CIVL 456: Wastewater Treatment

Homework #5- Fall 1996

Due Date: 4 October 1996




Part 1 Estimate the daily sludge production at the local WWTP (West Lafayette) in terms of both primary and secondary sludge. Your answers should include both a wet volume (daily)...in gallons of primary and secondary sludge per day...as well as dry mass (lbs) per day for each such source.
Part 2 Suppose that you are growing a special culture of nitrifying bacteria (i.e., notoriously slow growing lithotrophs) and that you conduct a series of chemostat tests (reactor volume = 17 liters; influent substrate concentration of 955 mg ammonia-nitrogen per liter) in order to evaluate their relative maximal specific growth rate and half-reaction constant.

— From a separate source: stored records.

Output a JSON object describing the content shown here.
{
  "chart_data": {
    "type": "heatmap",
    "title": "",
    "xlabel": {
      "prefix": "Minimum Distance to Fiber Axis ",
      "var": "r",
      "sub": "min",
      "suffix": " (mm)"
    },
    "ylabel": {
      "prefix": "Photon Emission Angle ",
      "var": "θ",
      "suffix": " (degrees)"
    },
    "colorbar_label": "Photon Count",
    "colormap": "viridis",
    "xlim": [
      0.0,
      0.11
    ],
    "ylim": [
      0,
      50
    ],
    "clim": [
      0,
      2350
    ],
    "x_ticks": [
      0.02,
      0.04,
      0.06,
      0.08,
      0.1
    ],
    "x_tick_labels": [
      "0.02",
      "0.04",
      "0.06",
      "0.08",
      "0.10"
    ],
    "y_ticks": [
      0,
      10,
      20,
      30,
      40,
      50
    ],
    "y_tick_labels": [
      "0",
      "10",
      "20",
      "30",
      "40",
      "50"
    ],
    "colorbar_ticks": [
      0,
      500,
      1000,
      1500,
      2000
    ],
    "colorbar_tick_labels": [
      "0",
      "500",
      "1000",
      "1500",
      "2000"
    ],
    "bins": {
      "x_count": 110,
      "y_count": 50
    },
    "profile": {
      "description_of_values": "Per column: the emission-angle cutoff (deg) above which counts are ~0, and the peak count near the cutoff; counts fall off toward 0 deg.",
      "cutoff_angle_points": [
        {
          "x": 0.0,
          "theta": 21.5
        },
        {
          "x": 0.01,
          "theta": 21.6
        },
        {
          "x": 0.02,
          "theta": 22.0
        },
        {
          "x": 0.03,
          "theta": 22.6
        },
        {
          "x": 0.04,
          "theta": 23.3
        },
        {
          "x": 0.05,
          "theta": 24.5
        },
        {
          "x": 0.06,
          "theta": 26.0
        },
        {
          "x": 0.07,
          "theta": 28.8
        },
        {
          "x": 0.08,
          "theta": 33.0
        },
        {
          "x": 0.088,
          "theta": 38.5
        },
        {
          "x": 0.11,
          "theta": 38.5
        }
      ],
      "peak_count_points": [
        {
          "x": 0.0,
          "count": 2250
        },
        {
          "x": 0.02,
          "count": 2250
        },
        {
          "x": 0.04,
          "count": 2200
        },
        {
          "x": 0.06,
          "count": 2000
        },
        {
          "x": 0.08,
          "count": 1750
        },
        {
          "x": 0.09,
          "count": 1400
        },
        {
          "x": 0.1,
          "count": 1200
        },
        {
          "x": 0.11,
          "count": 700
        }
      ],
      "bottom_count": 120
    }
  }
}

Seven such tests were conducted at seven different HRT's...and in each case, the effluent substrate concentration (i.e., ammonia-nitrogen) was measured once the reactor reached steady-state conditions (NOTE: after making each change in the chemostat's HRT you waited a minimum of 3 weeks in order for the tank to reach its new point of equilibrium). These results are as follows:
Test #1-HRT=0.90 days-S=26.0 mg/L
Test #2-HRT=1.00 days-S=11.6 mg/L
Test #3-HRT=2.00 days-S=2.61 mg/L
Test #4-HRT=4.00 days-S=0.66 mg/L
Test #5-HRT=8.00 days-S=0.29 mg/L
Test #6-HRT=16.0 days-S=0.14 mg/L
Test #7-HRT=0.84 days-S=955 mg/L
Washout was obviously achieved in Test #7, since the effluent ammonia-nitrogen value during this run was equal to the influent ammonia-nitrogen value (i.e., there was no substrate utilization taking place because all of the cells had been washed out of the chemostat with such a short HRT.
Using this data and the Lineweaver-Burke modeling approach, determine the apparent values for the maximum specific cell growth rate and half-reaction constant.
In addition to calculating these two values, determine the likely cell concentration which might be found within this chemostat's effluent for sixth (6th) test run at the HRT of 16 days...assuming that these bacteria have a theoretical yield of 0.05, and neglecting any cell decay or death.